Yes, I would be interested in the organic or non-GMO version. I think I'd like to try it and see if it's worth it before I start thinking about how to make it myself...


----------



## Goat Servant (Oct 26, 2007)

We used it for awhile. It was top dressed but fell to the bottome of feed pans so they really didnt get much.
Ask your local feed stores. Is the one on RR Ave still in operation?


----------



## Lorelai (Oct 25, 2010)

Goat Servant said:


> We used it for awhile. It was top dressed but fell to the bottome of feed pans so they really didnt get much.
> Ask your local feed stores. Is the one on RR Ave still in operation?


I think so... Hohl's and Clark's? I think Clark's deals mostly with aquatic stuff, so Hohl's? I haven't been there before.


----------



## Goat Servant (Oct 26, 2007)

Hohl's kind of rings a bell. Havent lived up that way for 30 some years.


----------



## naturally (Apr 3, 2009)

Go to www.allnaturalfeed.com for Diamond V XPC Green Organic. Can be purchased in 1.25#, 3# and 50#.


----------



## KrisD (May 26, 2011)

Call WFC in Lynden and have them order it for you. They can order almost anything. They ordered it for me but it's been forever. The other place to try is Matt @ Hannegan Feed and Farm on Hannegan and Pole rd. he's a great guy who has ordered many thing for me.


----------



## GoldenWood Farm (May 31, 2003)

What is the added benefit of top dressing with the yeast culture? I can buy a 50lb bag for $25 and thought about it but I wasn't sure what the benefit was of adding it to their feed. I am revamping my feeding program this year hence why I am curious .

Justine


----------



## Lorelai (Oct 25, 2010)

KrisD said:


> Call WFC in Lynden and have them order it for you. They can order almost anything. They ordered it for me but it's been forever. The other place to try is Matt @ Hannegan Feed and Farm on Hannegan and Pole rd. he's a great guy who has ordered many thing for me.


We are good friends with Matt, but he's just always so busy! So sometimes he forgets. I'll let DH know to ask him or WFC. I think he got it into his head that this was a super weird, specific item to ask for. I'll tell him it's not. 

Thank you!


----------



## Lorelai (Oct 25, 2010)

naturally said:


> Go to www.allnaturalfeed.com for Diamond V XPC Green Organic. Can be purchased in 1.25#, 3# and 50#.

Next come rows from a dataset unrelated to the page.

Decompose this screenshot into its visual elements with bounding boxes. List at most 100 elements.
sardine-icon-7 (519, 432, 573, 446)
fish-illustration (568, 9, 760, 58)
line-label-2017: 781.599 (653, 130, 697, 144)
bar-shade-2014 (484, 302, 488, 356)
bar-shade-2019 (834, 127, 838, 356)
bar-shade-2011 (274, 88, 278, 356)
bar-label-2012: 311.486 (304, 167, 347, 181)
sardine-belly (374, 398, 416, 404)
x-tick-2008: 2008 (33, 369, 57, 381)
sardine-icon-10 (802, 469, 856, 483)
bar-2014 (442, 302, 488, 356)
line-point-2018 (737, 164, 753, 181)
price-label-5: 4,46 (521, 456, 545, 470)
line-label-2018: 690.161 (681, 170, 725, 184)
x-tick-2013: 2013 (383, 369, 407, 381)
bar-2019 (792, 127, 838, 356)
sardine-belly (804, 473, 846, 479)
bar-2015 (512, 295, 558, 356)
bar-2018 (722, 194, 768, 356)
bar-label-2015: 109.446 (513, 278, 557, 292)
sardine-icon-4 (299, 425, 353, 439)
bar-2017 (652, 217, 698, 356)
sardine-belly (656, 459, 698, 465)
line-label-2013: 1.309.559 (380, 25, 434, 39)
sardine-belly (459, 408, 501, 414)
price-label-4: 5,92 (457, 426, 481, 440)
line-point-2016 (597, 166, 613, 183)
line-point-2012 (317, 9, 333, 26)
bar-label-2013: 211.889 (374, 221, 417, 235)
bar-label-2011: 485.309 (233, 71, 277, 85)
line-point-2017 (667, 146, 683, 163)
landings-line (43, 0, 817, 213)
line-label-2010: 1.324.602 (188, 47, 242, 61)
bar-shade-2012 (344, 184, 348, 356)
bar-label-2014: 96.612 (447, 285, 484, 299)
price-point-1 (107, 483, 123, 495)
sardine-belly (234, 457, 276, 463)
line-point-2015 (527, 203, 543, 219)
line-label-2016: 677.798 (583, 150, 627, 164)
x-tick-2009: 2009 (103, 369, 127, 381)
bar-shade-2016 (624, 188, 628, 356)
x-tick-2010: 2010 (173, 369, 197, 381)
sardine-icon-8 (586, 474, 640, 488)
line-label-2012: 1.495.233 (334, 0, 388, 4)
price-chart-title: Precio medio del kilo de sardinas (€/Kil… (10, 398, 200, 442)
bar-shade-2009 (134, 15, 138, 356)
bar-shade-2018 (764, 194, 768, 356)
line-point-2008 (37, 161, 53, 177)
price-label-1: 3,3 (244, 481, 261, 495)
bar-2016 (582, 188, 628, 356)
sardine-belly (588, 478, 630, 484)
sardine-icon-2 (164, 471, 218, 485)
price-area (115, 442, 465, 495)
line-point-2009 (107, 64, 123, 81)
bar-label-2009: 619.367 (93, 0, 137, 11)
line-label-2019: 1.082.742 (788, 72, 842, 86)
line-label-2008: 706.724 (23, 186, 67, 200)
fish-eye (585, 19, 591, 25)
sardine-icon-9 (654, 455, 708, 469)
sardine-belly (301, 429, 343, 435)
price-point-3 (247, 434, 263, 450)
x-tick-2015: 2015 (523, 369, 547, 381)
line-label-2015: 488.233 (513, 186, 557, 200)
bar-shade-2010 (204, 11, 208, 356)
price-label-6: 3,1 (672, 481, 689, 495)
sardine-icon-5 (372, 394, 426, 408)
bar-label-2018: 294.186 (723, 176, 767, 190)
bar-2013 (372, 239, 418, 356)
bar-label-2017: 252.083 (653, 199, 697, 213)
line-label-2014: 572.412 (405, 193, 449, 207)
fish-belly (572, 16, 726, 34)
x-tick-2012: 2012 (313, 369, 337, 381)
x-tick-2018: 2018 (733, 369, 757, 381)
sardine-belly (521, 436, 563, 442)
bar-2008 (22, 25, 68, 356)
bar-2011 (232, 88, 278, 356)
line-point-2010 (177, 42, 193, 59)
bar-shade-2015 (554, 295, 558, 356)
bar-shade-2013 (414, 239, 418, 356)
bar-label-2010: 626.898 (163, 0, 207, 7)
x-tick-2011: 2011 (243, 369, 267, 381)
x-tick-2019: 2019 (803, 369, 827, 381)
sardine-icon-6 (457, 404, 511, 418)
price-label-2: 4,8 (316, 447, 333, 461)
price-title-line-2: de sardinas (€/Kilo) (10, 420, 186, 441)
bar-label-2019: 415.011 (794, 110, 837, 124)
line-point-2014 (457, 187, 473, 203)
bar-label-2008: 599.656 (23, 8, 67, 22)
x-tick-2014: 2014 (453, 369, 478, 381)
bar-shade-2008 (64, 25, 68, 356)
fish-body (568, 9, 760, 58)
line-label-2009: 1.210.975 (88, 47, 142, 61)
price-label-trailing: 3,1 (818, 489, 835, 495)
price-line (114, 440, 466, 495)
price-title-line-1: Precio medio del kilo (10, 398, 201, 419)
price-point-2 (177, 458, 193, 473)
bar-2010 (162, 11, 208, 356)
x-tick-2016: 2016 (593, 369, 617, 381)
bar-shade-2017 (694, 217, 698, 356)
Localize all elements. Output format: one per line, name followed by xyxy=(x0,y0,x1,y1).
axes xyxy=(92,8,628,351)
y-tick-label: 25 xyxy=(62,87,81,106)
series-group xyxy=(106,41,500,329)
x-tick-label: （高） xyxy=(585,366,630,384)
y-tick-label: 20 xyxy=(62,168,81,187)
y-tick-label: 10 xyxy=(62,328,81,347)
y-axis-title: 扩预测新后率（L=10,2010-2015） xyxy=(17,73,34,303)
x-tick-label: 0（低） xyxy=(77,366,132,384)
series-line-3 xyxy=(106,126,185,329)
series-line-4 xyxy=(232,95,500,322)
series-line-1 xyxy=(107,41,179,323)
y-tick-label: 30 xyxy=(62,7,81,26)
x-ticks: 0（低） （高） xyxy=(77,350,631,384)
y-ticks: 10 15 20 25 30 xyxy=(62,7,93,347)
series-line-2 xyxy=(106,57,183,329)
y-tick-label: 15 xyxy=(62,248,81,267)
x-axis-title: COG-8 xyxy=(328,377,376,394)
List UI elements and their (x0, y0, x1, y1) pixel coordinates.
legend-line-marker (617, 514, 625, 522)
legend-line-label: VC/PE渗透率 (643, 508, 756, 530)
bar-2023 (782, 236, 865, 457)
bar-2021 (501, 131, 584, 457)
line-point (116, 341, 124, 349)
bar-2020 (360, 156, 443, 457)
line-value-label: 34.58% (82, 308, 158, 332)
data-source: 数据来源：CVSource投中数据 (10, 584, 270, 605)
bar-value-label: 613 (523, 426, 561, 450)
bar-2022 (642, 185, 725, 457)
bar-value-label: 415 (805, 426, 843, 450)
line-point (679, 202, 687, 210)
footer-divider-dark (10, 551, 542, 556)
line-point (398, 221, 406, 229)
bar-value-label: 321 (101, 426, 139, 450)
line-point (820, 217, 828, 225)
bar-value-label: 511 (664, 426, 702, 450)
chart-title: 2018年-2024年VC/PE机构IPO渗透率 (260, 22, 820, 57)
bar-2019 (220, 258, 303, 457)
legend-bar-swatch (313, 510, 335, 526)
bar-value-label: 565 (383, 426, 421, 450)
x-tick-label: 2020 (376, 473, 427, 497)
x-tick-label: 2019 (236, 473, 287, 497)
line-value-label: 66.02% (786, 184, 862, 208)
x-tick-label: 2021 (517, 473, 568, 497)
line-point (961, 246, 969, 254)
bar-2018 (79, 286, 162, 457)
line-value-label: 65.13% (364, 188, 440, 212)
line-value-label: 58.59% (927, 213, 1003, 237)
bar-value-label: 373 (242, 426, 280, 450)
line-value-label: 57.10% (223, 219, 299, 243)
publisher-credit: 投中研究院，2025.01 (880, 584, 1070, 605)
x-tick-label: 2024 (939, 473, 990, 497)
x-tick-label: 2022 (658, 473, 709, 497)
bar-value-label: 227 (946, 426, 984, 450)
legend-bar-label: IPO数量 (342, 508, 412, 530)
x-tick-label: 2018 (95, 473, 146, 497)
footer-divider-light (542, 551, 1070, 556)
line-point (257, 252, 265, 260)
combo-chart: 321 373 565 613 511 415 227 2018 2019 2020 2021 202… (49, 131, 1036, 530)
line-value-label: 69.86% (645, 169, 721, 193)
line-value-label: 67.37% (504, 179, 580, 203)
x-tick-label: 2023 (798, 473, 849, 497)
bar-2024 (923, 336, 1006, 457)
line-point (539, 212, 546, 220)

Those prices seem really high! :shocked: I'll see if I can get it more locally for less. Thanks for the info though!


----------



## porcupine73 (Jan 31, 2013)

After doing some more research, I see CountrySide organics carries one Diamond yeast product. CountrySide doesn't like soy, and in researching the Diamond yeast that they sell, it is an organic formulation that does not use soy as a feed for the yeasts. That's the one I'm planning to try.


----------



## Alice In TX/MO (May 10, 2002)

It helps by providing what the goats need to keep up their levels of B vitamins.

When you top dress feed, you can improve adhesion by drizzling a little oil over the feed, then adding your yeast, dolomite, kelp, ammonium chloride, etc.


----------



## crowinghen (Jul 25, 2004)

You can buy at the Excel feed mills in Tacoma- off the 56th st reet exit.
Susie


----------